Once I identified the Spanish language as a focus, the pieces began falling into place. I relied on linguistic analyses to examine the role of language in emotion. A current theory of emotion describes how people need language in order for their brains to construct emotions. Research shows that emotions influence how blood pressure and heart rate react to and recover from stress. And our reactions and recovery from stress play a central role in the development of heart disease.

In other words, the rich and positive emotion lexicon of the Spanish language may not only influence culture over time, but also influence our emotional reaction to stress.

The contribution of verbs

However, it may not only be the positive words that are contributing to better cardiovascular health in Hispanic populations. There are other features of the language that facilitate emotional expression.
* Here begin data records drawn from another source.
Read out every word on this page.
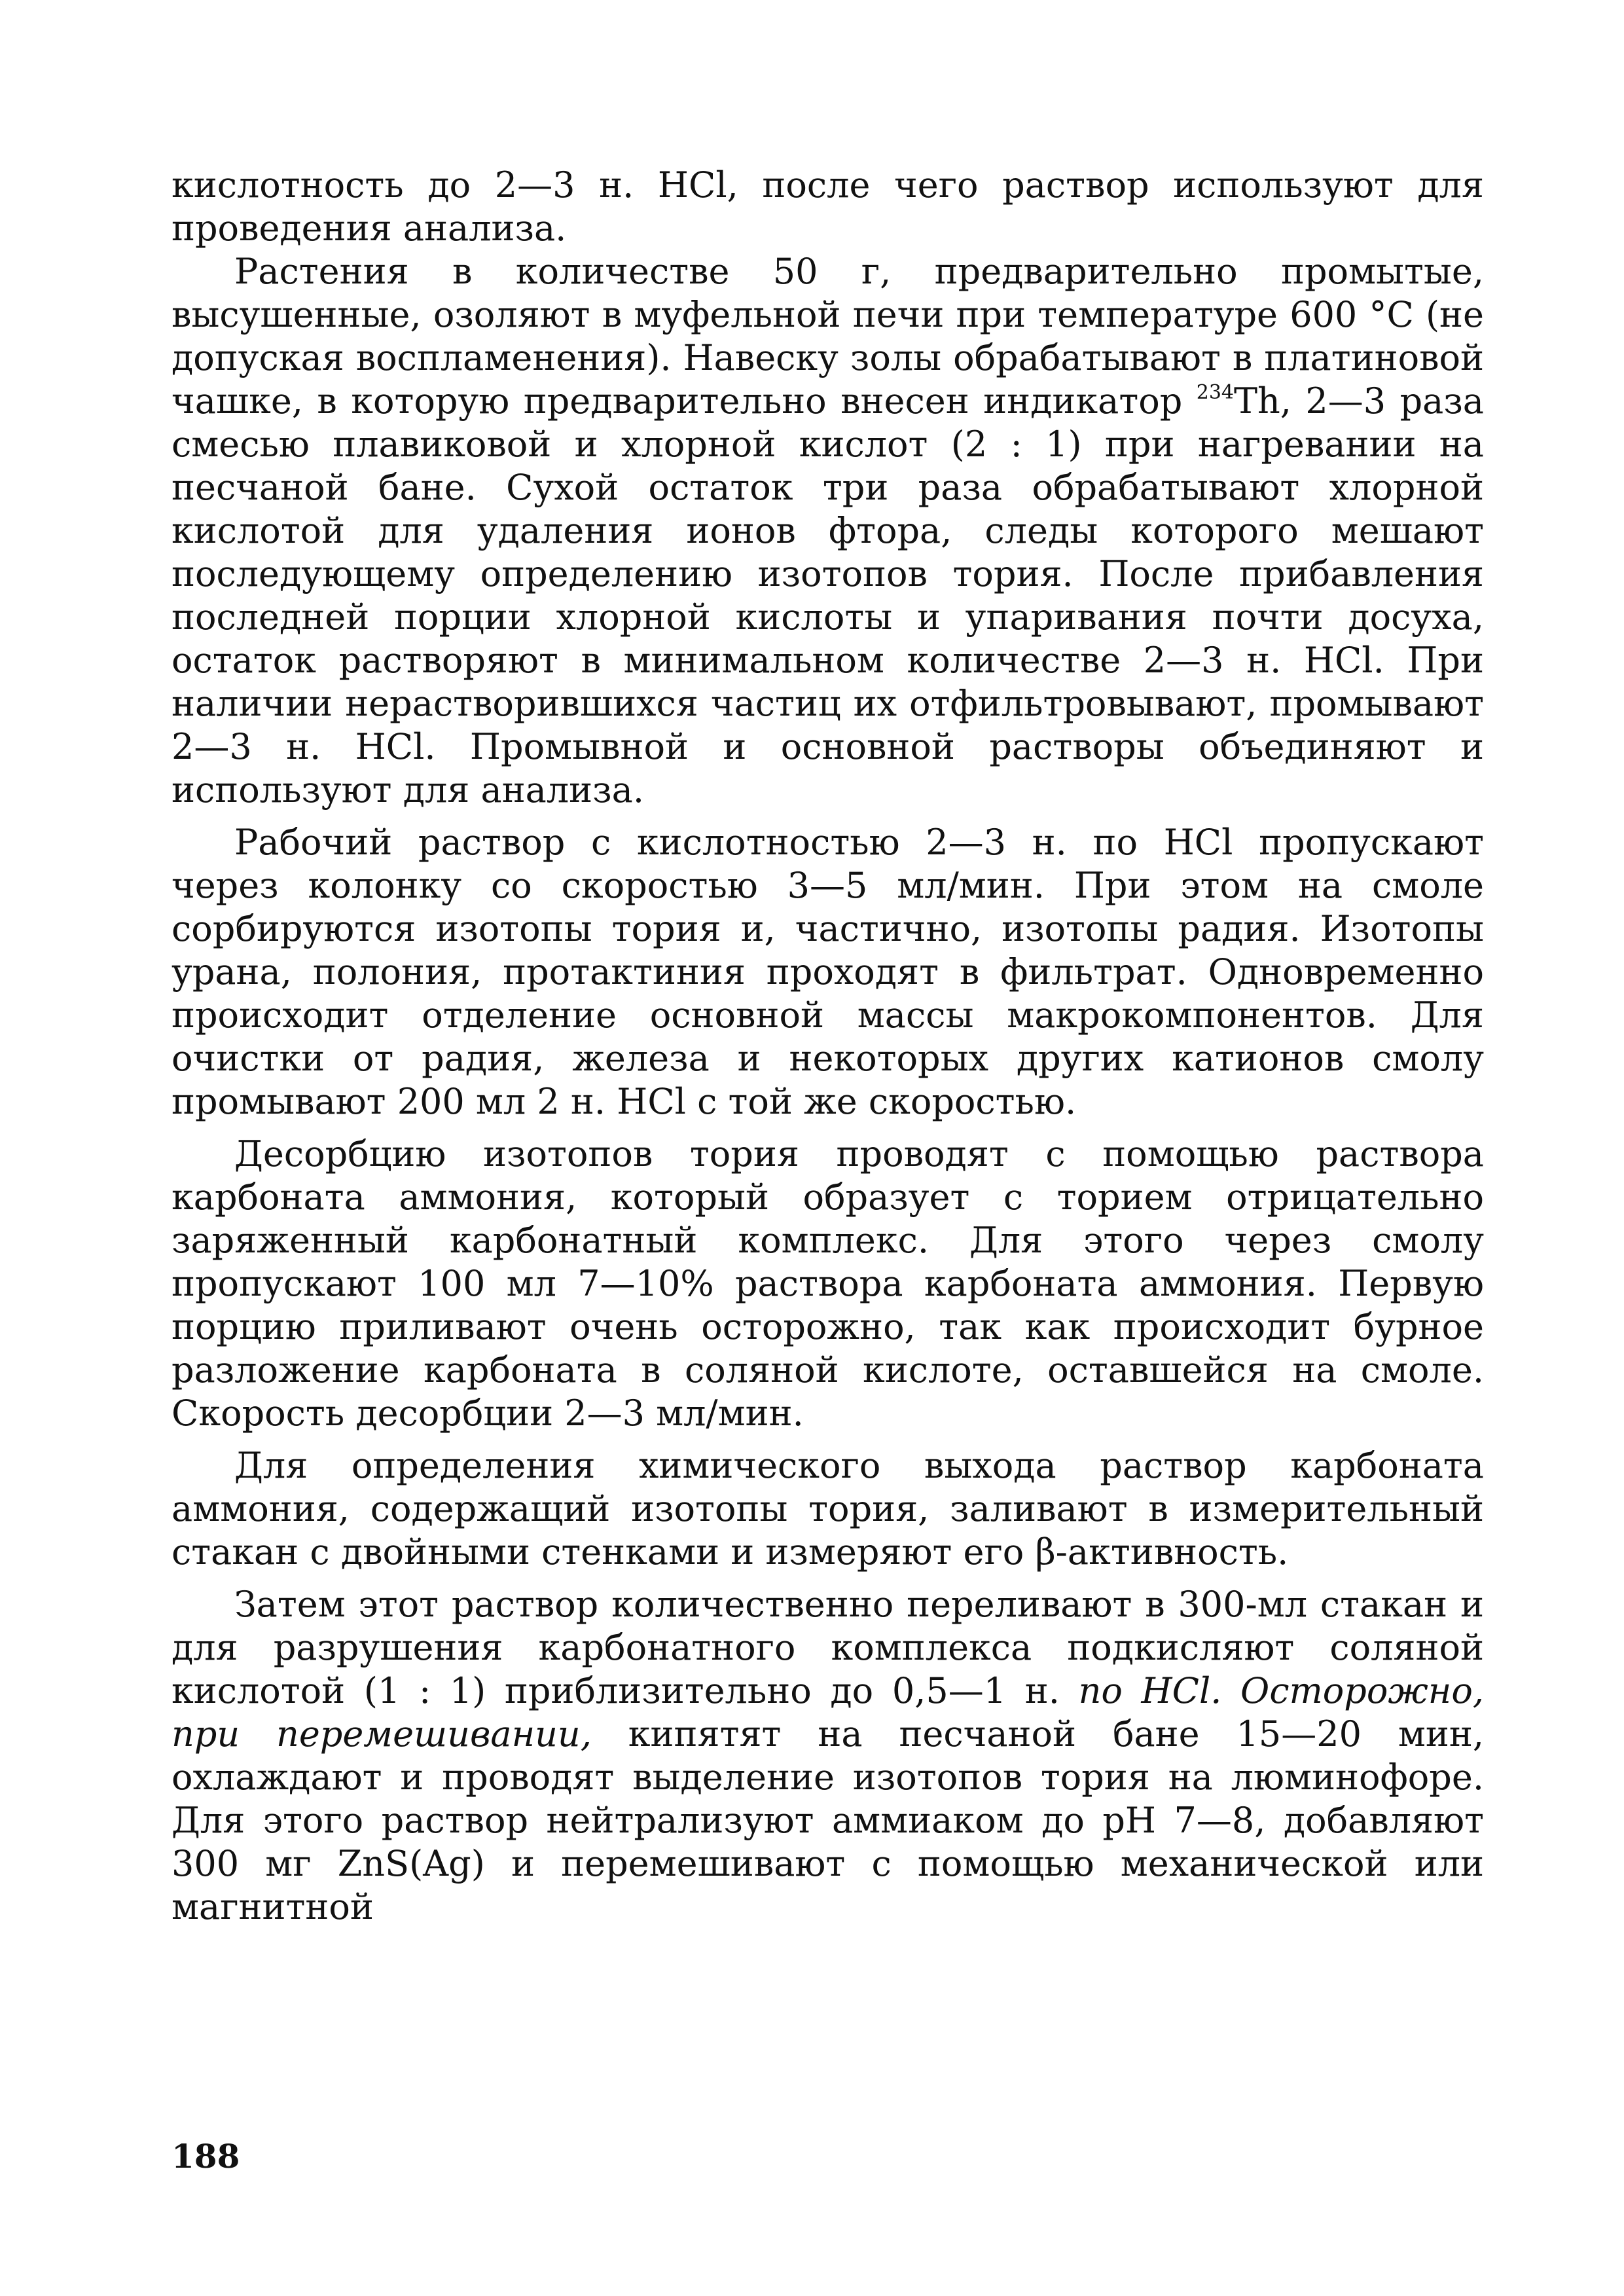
кислотность до 2—3 н. HCl, после чего раствор используют для проведения анализа.

Растения в количестве 50 г, предварительно промытые, высушенные, озоляют в муфельной печи при температуре 600 °С (не допуская воспламенения). Навеску золы обрабатывают в платиновой чашке, в которую предварительно внесен индикатор $^{234}$Th, 2—3 раза смесью плавиковой и хлорной кислот (2 : 1) при нагревании на песчаной бане. Сухой остаток три раза обрабатывают хлорной кислотой для удаления ионов фтора, следы которого мешают последующему определению изотопов тория. После прибавления последней порции хлорной кислоты и упаривания почти досуха, остаток растворяют в минимальном количестве 2—3 н. HCl. При наличии нерастворившихся частиц их отфильтровывают, промывают 2—3 н. HCl. Промывной и основной растворы объединяют и используют для анализа.

Рабочий раствор с кислотностью 2—3 н. по HCl пропускают через колонку со скоростью 3—5 мл/мин. При этом на смоле сорбируются изотопы тория и, частично, изотопы радия. Изотопы урана, полония, протактиния проходят в фильтрат. Одновременно происходит отделение основной массы макрокомпонентов. Для очистки от радия, железа и некоторых других катионов смолу промывают 200 мл 2 н. HCl с той же скоростью.

Десорбцию изотопов тория проводят с помощью раствора карбоната аммония, который образует с торием отрицательно заряженный карбонатный комплекс. Для этого через смолу пропускают 100 мл 7—10% раствора карбоната аммония. Первую порцию приливают очень осторожно, так как происходит бурное разложение карбоната в соляной кислоте, оставшейся на смоле. Скорость десорбции 2—3 мл/мин.

Для определения химического выхода раствор карбоната аммония, содержащий изотопы тория, заливают в измерительный стакан с двойными стенками и измеряют его β-активность.

Затем этот раствор количественно переливают в 300-мл стакан и для разрушения карбонатного комплекса подкисляют соляной кислотой (1 : 1) приблизительно до 0,5—1 н. по HCl. Осторожно, при перемешивании, кипятят на песчаной бане 15—20 мин, охлаждают и проводят выделение изотопов тория на люминофоре. Для этого раствор нейтрализуют аммиаком до pH 7—8, добавляют 300 мг ZnS(Ag) и перемешивают с помощью механической или магнитной

188
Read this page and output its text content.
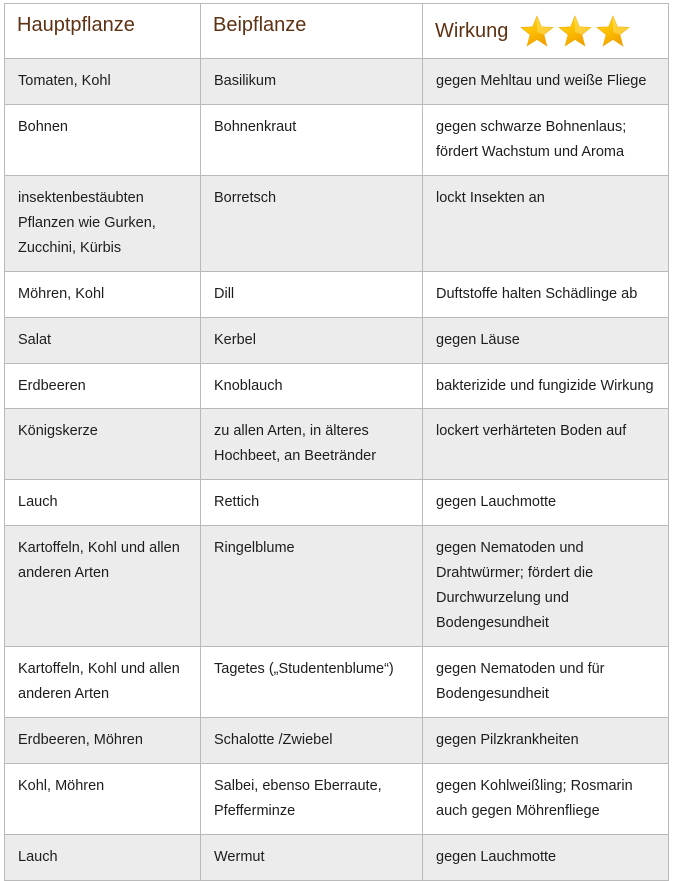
Hauptpflanze	Beipflanze	Wirkung

Tomaten, Kohl	Basilikum	gegen Mehltau und weiße Fliege
Bohnen	Bohnenkraut	gegen schwarze Bohnenlaus; fördert Wachstum und Aroma
insektenbestäubten Pflanzen wie Gurken, Zucchini, Kürbis	Borretsch	lockt Insekten an
Möhren, Kohl	Dill	Duftstoffe halten Schädlinge ab
Salat	Kerbel	gegen Läuse
Erdbeeren	Knoblauch	bakterizide und fungizide Wirkung
Königskerze	zu allen Arten, in älteres Hochbeet, an Beetränder	lockert verhärteten Boden auf
Lauch	Rettich	gegen Lauchmotte
Kartoffeln, Kohl und allen anderen Arten	Ringelblume	gegen Nematoden und Drahtwürmer; fördert die Durchwurzelung und Bodengesundheit
Kartoffeln, Kohl und allen anderen Arten	Tagetes („Studentenblume“)	gegen Nematoden und für Bodengesundheit
Erdbeeren, Möhren	Schalotte /Zwiebel	gegen Pilzkrankheiten
Kohl, Möhren	Salbei, ebenso Eberraute, Pfefferminze	gegen Kohlweißling; Rosmarin auch gegen Möhrenfliege
Lauch	Wermut	gegen Lauchmotte
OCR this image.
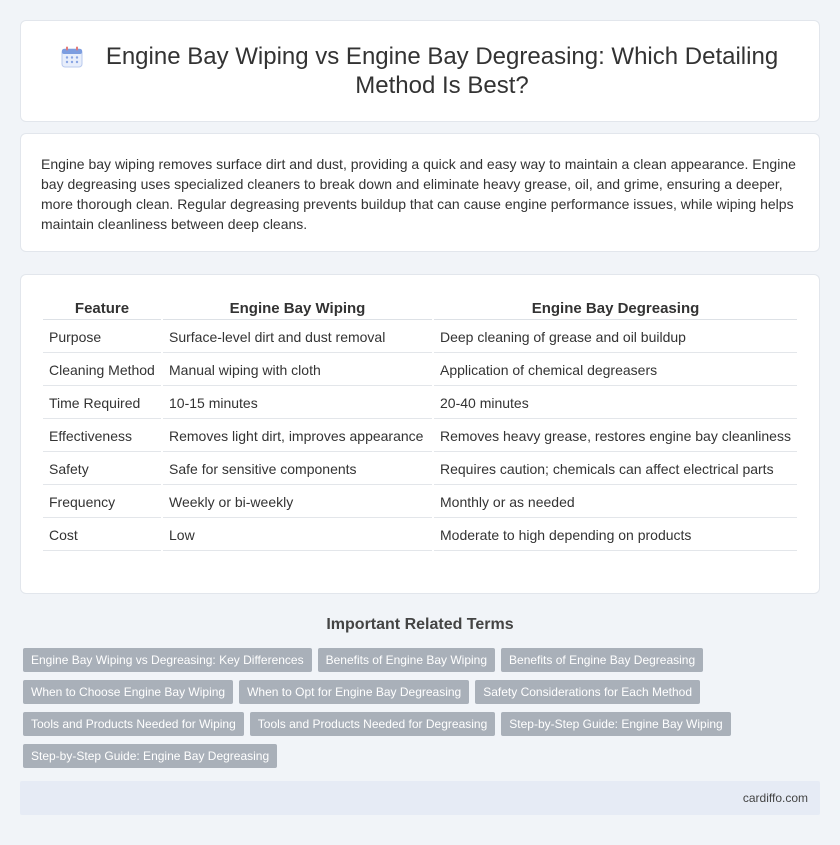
Engine Bay Wiping vs Engine Bay Degreasing: Which Detailing Method Is Best?

Engine bay wiping removes surface dirt and dust, providing a quick and easy way to maintain a clean appearance. Engine bay degreasing uses specialized cleaners to break down and eliminate heavy grease, oil, and grime, ensuring a deeper, more thorough clean. Regular degreasing prevents buildup that can cause engine performance issues, while wiping helps maintain cleanliness between deep cleans.

Feature	Engine Bay Wiping	Engine Bay Degreasing
Purpose	Surface-level dirt and dust removal	Deep cleaning of grease and oil buildup
Cleaning Method	Manual wiping with cloth	Application of chemical degreasers
Time Required	10-15 minutes	20-40 minutes
Effectiveness	Removes light dirt, improves appearance	Removes heavy grease, restores engine bay cleanliness
Safety	Safe for sensitive components	Requires caution; chemicals can affect electrical parts
Frequency	Weekly or bi-weekly	Monthly or as needed
Cost	Low	Moderate to high depending on products
Important Related Terms
Engine Bay Wiping vs Degreasing: Key Differences	Benefits of Engine Bay Wiping	Benefits of Engine Bay Degreasing
When to Choose Engine Bay Wiping	When to Opt for Engine Bay Degreasing	Safety Considerations for Each Method
Tools and Products Needed for Wiping	Tools and Products Needed for Degreasing	Step-by-Step Guide: Engine Bay Wiping
Step-by-Step Guide: Engine Bay Degreasing
cardiffo.com
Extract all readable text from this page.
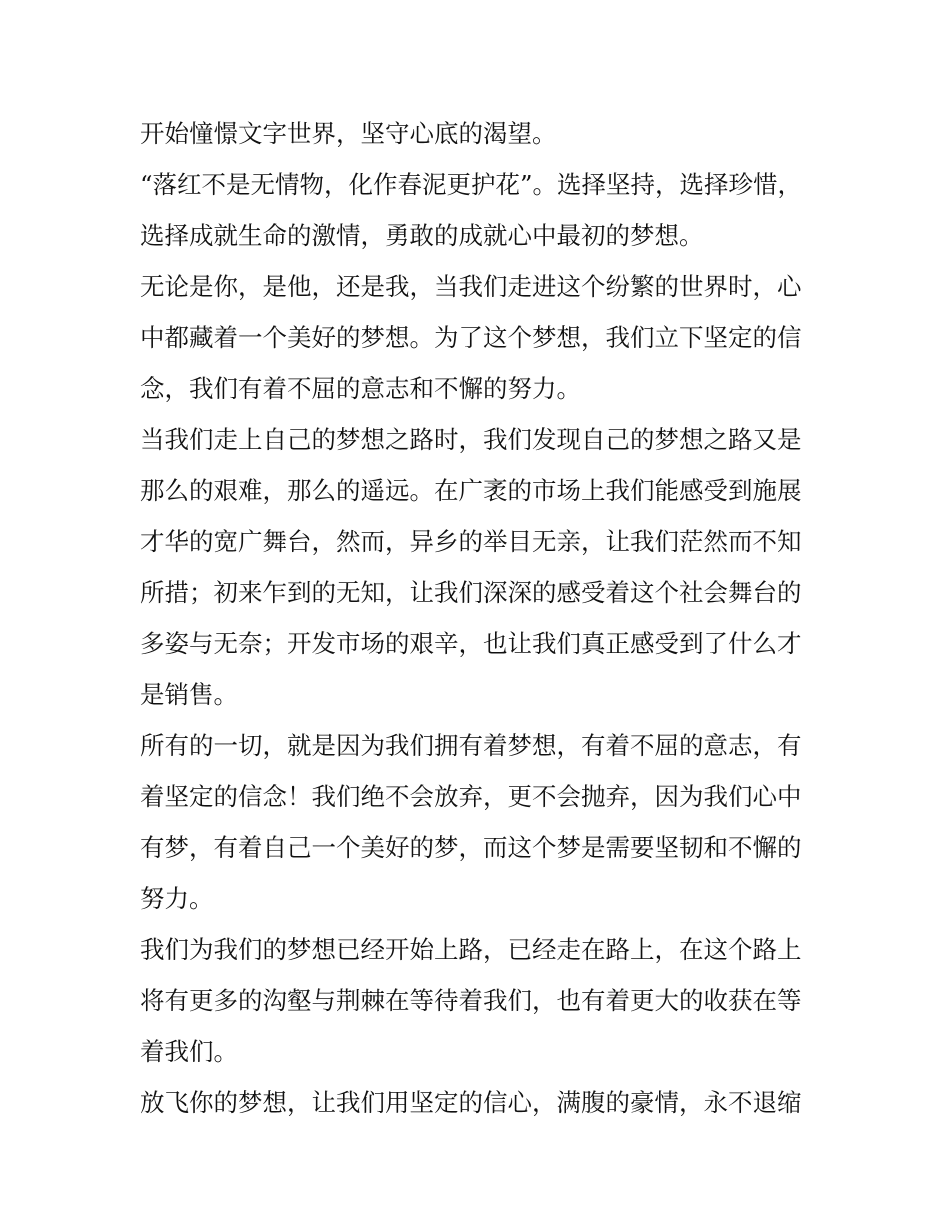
开始憧憬文字世界，坚守心底的渴望。

“落红不是无情物，化作春泥更护花”。选择坚持，选择珍惜，
选择成就生命的激情，勇敢的成就心中最初的梦想。

无论是你，是他，还是我，当我们走进这个纷繁的世界时，心
中都藏着一个美好的梦想。为了这个梦想，我们立下坚定的信
念，我们有着不屈的意志和不懈的努力。

当我们走上自己的梦想之路时，我们发现自己的梦想之路又是
那么的艰难，那么的遥远。在广袤的市场上我们能感受到施展
才华的宽广舞台，然而，异乡的举目无亲，让我们茫然而不知
所措；初来乍到的无知，让我们深深的感受着这个社会舞台的
多姿与无奈；开发市场的艰辛，也让我们真正感受到了什么才
是销售。

所有的一切，就是因为我们拥有着梦想，有着不屈的意志，有
着坚定的信念！我们绝不会放弃，更不会抛弃，因为我们心中
有梦，有着自己一个美好的梦，而这个梦是需要坚韧和不懈的
努力。

我们为我们的梦想已经开始上路，已经走在路上，在这个路上
将有更多的沟壑与荆棘在等待着我们，也有着更大的收获在等
着我们。

放飞你的梦想，让我们用坚定的信心，满腹的豪情，永不退缩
Take, for example, the two forms of the verb “to be.” In English, we simply “are.” But in Spanish, we can be a certain way temporarily – “estar” – or more permanently, “ser.” This comes in handy when considering negative situations. In English I could be overweight. In Spanish I can be permanently overweight, which translates to “ser gorda,” or I could be temporarily overweight, or “estar gorda.” The latter is transient and entertains the possibility of change, which can itself encourage motivation towards change.

[Like what you’ve read? Want more? Sign up for The Conversation’s daily newsletter.]

Spanish is one romance language that makes use of the subjunctive form of verbs. The subjunctive expresses hypothetical situations, wishes and possibilities. For instance, consider the “magical realism” of the Colombian author Gabriel García Márquez. His use of the subjunctive facilitated the possibility of alternative realities.

The Spanish language’s ability to minimize and exaggerate by the simple addition of a suffix also increases the range of emotions and perceptions. This is how the therapist in the example helped his patient persevere through a difficult phase of therapy.

While English is the language of science – precise and succinct – my hunch is that the flowery nature of Spanish contributes to a culture that supports emotional expression. In doing so, it can help its speakers manage the responses to stress.